Below, we sample a two-block SBM graph pair (undirected and no self-loops) G1 and G2 with the following parameters:

\begin{align*} n &= [50, 50]\\ p &= \begin{bmatrix} 0.33 & 0.09\\ 0.09 & 0.03 \end{bmatrix}\\ r &= 0.5 \end{align*}

This happens to be the SBM formulation of the same model framed as an RDPG above. Let’s see the difference between the correlated RDPG and correlated SBM graph pairs.

```
[5]:
```

```
from graspologic.simulations import sbm_corr
np.random.seed(123)
directed = False
loops = False
n_per_block = 50
n_blocks = 2
block_members = np.array(n_blocks * [n_per_block])
n_verts = block_members.sum()
rho = .3
block_probs = np.array([[0.33, 0.09], [0.09, 0.03]])
A1, A2 = sbm_corr(block_members, block_probs, rho, directed=directed, loops=loops)
fig, axs = plt.subplots(1, 3, figsize=(10, 5))
heatmap(A1, ax=axs[0], cbar=False, title="Corr. SBM 1")
heatmap(A2, ax=axs[1], cbar=False, title="Corr. SBM 2")
heatmap(A1 - A2, ax=axs[2], cbar=False, title="Diff (G1 - G2)")
ndim=G1.shape[0]
print("Difference rate with sbm_corr function is ", np.sum(abs(A1-A2))/(ndim*ndim))
```

```
Difference rate with sbm_corr function is 0.145
```

We can see the difference between G1 and G2 with both functions are similar.

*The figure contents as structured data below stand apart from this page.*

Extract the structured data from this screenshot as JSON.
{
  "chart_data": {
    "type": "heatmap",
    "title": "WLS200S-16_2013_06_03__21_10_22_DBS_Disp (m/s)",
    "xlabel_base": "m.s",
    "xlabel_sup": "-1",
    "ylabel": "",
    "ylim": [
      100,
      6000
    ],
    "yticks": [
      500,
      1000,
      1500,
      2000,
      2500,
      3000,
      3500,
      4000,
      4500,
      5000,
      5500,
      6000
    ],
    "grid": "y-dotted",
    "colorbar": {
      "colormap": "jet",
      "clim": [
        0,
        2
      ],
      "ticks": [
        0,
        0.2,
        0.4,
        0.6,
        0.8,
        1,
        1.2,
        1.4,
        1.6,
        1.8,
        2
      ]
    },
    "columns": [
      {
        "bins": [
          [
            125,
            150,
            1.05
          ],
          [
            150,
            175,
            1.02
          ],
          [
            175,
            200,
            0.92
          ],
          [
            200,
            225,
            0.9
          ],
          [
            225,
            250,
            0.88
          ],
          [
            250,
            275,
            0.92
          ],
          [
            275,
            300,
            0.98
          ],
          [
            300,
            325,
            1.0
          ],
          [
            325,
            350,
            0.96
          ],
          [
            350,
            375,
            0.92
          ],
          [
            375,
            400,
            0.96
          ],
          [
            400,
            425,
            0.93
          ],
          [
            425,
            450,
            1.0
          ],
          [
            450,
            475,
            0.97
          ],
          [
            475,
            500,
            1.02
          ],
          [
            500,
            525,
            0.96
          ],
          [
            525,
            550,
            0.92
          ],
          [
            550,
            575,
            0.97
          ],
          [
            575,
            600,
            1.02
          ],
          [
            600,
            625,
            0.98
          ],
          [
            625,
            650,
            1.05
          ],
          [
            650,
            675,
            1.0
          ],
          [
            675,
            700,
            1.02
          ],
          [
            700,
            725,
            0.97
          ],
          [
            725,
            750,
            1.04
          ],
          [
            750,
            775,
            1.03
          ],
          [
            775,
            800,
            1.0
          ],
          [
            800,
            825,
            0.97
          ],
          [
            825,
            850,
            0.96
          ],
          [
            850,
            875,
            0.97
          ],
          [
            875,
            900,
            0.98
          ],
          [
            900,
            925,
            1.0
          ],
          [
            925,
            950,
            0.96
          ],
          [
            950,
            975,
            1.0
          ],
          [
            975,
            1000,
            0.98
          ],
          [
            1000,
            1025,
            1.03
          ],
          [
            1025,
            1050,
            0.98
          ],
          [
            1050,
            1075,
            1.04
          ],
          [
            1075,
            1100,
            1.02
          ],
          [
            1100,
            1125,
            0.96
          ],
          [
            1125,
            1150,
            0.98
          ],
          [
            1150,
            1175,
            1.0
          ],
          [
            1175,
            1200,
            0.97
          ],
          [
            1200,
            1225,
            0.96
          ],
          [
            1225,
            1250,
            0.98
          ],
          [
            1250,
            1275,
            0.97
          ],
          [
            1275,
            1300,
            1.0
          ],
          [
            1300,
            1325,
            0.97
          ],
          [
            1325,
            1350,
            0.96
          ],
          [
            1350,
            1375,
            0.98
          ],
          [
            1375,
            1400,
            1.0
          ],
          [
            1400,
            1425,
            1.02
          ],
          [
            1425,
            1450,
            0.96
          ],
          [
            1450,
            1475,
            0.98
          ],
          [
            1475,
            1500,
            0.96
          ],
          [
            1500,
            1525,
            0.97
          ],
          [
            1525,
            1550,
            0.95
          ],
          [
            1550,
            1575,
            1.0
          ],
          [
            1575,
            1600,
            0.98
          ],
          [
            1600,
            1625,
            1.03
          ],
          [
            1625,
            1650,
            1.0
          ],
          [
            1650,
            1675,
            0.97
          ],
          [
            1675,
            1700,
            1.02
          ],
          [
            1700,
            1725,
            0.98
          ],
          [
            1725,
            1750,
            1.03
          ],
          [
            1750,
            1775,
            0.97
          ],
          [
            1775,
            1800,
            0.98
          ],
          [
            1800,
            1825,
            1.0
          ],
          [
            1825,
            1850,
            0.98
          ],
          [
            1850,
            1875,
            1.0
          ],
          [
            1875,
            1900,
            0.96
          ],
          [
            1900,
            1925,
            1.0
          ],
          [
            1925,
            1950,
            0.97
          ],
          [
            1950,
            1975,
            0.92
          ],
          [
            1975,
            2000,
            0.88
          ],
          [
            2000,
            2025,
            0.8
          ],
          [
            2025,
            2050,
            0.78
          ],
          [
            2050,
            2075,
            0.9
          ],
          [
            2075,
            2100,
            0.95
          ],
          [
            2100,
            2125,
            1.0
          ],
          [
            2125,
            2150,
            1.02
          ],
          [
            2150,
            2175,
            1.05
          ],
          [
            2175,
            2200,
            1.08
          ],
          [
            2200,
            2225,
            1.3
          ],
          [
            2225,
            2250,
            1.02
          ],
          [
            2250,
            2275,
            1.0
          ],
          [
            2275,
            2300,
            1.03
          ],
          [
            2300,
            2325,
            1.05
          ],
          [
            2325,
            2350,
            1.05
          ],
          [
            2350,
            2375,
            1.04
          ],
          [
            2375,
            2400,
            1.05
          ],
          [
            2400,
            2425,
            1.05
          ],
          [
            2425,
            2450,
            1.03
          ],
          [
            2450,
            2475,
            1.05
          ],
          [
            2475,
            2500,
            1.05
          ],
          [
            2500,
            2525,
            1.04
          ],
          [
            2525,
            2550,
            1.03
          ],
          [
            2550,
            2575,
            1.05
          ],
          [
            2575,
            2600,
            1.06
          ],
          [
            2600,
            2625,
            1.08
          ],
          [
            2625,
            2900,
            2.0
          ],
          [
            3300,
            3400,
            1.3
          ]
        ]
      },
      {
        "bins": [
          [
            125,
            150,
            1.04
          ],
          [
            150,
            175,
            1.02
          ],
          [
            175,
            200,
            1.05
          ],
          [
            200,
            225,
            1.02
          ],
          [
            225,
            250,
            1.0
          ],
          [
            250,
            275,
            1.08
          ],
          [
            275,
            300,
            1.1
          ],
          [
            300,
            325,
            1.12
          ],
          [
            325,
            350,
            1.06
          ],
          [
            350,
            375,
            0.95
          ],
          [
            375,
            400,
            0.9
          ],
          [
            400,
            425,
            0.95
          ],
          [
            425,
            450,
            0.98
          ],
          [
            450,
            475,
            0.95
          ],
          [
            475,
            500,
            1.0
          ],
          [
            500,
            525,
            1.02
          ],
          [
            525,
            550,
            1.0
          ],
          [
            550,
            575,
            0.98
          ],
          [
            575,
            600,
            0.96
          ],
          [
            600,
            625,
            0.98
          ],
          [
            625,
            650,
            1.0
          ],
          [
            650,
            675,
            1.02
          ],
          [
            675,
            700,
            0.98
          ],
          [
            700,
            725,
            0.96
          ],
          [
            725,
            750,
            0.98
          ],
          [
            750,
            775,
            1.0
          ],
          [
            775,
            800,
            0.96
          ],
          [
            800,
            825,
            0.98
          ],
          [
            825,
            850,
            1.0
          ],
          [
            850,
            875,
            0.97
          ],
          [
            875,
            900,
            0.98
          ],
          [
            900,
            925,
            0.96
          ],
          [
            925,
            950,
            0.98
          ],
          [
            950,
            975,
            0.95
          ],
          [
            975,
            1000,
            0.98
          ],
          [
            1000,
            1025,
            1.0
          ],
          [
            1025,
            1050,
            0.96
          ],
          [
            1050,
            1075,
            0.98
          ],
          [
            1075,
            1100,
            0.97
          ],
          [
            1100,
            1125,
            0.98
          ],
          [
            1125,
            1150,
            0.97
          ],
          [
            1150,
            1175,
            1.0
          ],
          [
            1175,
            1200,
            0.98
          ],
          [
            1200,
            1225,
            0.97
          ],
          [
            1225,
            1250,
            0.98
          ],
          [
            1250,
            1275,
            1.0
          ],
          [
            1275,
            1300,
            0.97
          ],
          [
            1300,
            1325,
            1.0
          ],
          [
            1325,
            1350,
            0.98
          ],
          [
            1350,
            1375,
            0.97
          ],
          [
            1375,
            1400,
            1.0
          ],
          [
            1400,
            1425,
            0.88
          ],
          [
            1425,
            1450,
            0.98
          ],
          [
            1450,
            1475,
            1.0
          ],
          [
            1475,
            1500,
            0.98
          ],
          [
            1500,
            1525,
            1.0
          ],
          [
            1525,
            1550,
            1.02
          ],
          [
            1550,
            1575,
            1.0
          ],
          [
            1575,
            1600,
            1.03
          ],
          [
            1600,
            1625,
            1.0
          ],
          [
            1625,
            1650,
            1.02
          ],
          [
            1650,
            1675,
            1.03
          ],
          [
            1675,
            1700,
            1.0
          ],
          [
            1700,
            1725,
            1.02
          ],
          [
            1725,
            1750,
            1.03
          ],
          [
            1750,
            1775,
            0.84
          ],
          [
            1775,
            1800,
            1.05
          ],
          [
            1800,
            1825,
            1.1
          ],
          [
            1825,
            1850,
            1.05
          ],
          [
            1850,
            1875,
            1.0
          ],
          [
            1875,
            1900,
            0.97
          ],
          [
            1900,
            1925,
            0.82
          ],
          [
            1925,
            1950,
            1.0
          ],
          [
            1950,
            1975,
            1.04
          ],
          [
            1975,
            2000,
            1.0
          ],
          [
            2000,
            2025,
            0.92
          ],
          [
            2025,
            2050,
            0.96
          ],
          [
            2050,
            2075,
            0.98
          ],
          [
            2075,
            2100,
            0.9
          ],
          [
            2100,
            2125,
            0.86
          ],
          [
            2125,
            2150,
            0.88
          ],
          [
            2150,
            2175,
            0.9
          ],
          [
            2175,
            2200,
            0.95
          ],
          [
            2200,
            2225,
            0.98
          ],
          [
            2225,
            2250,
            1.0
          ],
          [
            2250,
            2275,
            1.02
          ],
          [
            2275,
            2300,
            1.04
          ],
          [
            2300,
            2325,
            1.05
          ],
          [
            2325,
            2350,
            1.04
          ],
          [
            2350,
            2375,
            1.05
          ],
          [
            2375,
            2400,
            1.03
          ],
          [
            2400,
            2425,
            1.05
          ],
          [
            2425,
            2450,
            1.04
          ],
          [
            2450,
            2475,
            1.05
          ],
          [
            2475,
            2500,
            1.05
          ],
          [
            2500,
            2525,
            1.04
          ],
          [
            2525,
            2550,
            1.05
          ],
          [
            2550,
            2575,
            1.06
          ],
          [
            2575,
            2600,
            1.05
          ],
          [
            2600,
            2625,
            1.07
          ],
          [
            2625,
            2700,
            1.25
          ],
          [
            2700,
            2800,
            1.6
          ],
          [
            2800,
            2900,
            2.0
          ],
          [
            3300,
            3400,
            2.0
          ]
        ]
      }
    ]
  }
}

## Varying the correlation¶

We change the correlation between the graph pairs from -0.5 to 0.9 and see the difference between graph 1 and graph 2:

```
[6]:
```

```
X = np.random.dirichlet([10, 10], size=100)
Y = None
np.random.seed(12345)
r = -0.5
G1, G2 = rdpg_corr(X, Y, r, rescale=False, directed=False, loops=False)
fig, axs = plt.subplots(1, 3, figsize=(10, 5))
heatmap(G1, ax=axs[0], cbar=False, title="Corr. RDPG 1")
heatmap(G2, ax=axs[1], cbar=False, title="Corr. RDPG 2")
heatmap(G1 - G2, ax=axs[2], cbar=False, title="Diff (G1 - G2)")
ndim=G1.shape[0]
print("Difference rate when correlation = -0.5 is ", np.sum(abs(G1-G2))/(ndim*ndim))
```

```
Difference rate when correlation = -0.5 is 0.7332
```

```
[7]:
```

```
np.random.seed(12345)
r = 0.3
G1, G2 = rdpg_corr(X, Y, r, rescale=False, directed=False, loops=False)
fig, axs = plt.subplots(1, 3, figsize=(10, 5))
heatmap(G1, ax=axs[0], cbar=False, title="Corr. RDPG 1")
heatmap(G2, ax=axs[1], cbar=False, title="Corr. RDPG 2")
heatmap(G1 - G2, ax=axs[2], cbar=False, title="Diff (G1 - G2)")
ndim=G1.shape[0]
print("Difference rate when correlation =0.3 is ", np.sum(abs(G1-G2))/(ndim*ndim))
```

```
Difference rate when correlation =0.3 is 0.3544
```

```
[8]:
```

```
np.random.seed(12345)
r = 0.9
G1, G2 = rdpg_corr(X, Y, r, rescale=False, directed=False, loops=False)
fig, axs = plt.subplots(1, 3, figsize=(10, 5))
heatmap(G1, ax=axs[0], cbar=False, title="Corr. RDPG 1")
heatmap(G2, ax=axs[1], cbar=False, title="Corr. RDPG 2")
heatmap(G1 - G2, ax=axs[2], cbar=False, title="Diff (G1 - G2)")
ndim=G1.shape[0]
print("Difference rate when correlation =0.9 is ", np.sum(abs(G1-G2))/(ndim*ndim))
```

```
Difference rate when correlation =0.9 is 0.0508
```

We calculate the difference rate between graph 1 and graph 2 with different correlation ranging from -0.5 to 0.9, and show them in a scatter plot:

```
[9]:
```

```
np.random.seed(12345)
X = np.random.dirichlet([10, 10], size=100)
Y = None
rlist=[]
for i in range(-5,10):
g1,g2 = rdpg_corr(X, Y, i/10, rescale=False, directed=False, loops=False)
ndim=g1.shape[0]
rate=np.sum(abs(g1-g2))/(ndim*ndim)
rlist.append(rate)
```

```
[10]:
```

```
x_list = np.linspace(-0.5,0.9,15)
plt.plot(x_list,rlist,'o-')
plt.xlabel("Correlation")
_ = plt.ylabel('Difference rate')
```

We can see that the difference rate goes down as the correlation grows.